Anders als der Passion: Der muss jetzt jeden Mittwoch raus. Oder ab und zu zumindest, seine Homeboys (neulich in der Suite: “Hast du früher auch Homeboy getragen?”) Tipura, Bow Tie und Swist (süsse Bärtchen über den Namen) unterstützen ihn bei seiner neuen Partyreihe Midlove. Heute Kick Off und dann eben jeden Mittwoch. Weil Mittwoch isch der neue… Musikalisch nur “nice’e Mukke”, wie Disco, Disco Funk, Nu Disco, House etc. Also garantiert kein Shackleton und Pinch, wie ich gerade höre. Hat mir Foffie empfohlen.

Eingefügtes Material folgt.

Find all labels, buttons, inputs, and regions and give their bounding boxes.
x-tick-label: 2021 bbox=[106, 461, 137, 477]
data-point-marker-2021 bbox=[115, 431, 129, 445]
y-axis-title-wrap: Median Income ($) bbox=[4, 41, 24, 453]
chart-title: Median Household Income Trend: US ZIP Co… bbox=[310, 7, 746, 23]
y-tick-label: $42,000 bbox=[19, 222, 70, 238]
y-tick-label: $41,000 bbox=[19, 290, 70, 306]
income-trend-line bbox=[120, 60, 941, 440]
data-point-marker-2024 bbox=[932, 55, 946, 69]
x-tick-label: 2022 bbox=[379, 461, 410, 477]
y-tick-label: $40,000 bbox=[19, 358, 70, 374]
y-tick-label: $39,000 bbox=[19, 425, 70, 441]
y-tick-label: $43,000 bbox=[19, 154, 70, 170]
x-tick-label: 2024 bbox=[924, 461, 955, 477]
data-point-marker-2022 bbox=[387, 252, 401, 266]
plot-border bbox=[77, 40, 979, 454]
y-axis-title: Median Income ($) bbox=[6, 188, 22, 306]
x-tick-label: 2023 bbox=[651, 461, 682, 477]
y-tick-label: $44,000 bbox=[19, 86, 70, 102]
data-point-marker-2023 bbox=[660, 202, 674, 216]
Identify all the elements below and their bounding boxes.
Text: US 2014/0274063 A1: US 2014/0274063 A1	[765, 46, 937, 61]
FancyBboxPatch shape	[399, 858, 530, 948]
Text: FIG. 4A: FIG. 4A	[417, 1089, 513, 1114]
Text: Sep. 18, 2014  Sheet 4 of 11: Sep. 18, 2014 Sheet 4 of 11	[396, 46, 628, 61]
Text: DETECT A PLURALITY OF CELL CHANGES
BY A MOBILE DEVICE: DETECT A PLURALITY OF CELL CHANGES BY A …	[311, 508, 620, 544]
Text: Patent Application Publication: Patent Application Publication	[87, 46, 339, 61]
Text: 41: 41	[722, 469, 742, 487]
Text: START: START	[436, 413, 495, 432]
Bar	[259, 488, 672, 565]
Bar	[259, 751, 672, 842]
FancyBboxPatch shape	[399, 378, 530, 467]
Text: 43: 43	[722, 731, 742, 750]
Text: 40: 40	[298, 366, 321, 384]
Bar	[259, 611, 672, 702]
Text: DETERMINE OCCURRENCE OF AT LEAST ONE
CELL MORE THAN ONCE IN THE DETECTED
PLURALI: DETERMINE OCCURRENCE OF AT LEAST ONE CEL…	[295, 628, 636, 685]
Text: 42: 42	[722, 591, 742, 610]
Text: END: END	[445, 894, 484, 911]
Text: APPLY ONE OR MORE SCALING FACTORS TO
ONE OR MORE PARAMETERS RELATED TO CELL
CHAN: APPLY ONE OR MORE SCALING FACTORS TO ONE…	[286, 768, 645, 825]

Keine Ahnung mehr ob wir das Thema schon mal hatten, das Dilayla ist vor einiger Zeit grundsaniert worden wie das Gerber und sieht jetzt ungefähr so aus:
Lediglich der Teppich und das Turkish Airlines Schild erinnern an alte Zeiten, an früher, an damals.
Dann noch ein Konzerttipp, wenn ich das richtig überprüft habe, noch nicht ausverkauft: Im Schocken spielen heute Abend die Junior Boys.
Schätzungsweise der nächste Großbrillenalarm nach Metronomy vergangene Woche. War komplett ausverkauft und scheinbar ein Eldorado für Optiker. Aussi war dort und meinte die Nasenfahrräder waren bei Metronomy noch größer als bei der Paperness. Kaum zu glauben.
Hab mich selbst mit Junior Boys nur stark begrenzt auseinandergesetzt, würde sie spontan in einen Topf mit Hot Chip und eben Metronomy werfen, aber das in einen Topf werfen ist prinzipiell immer falsch, weiß der Kenner, also holen wir sie die da wieder raus und sagen, dass Junior Boys garantiert ganz anders und ganz großartig sind. Carl Craig hat zumindest mal für “Like A Child” einen großartigen Remix gemacht. Und da isser, ne, isser nicht, weil in meinem Land nicht verfügbar. Neulich hab ich mal getwittert, wenn ich groß bin, möchte ich in meinem Land auch nicht verfügbar sein. Ach, Träume!
Zweiter Versuch, ach fick dich, dritter, jetzt mit passender Winterstimmung aus Montreal. Nach Montreal wollte ich schon immer mal:
Na, wie fand der Ken den Remix damals?
Da fällt mir ein, das Schocken eröffnet scheinbar noch vor Weihnachten ein Restaurant, asiatisch, am Marienplatz, im ehemaligen Subway. Wotsch aut. Mein Magen dreht sich jetzt schon bei dem Wort asiatisch.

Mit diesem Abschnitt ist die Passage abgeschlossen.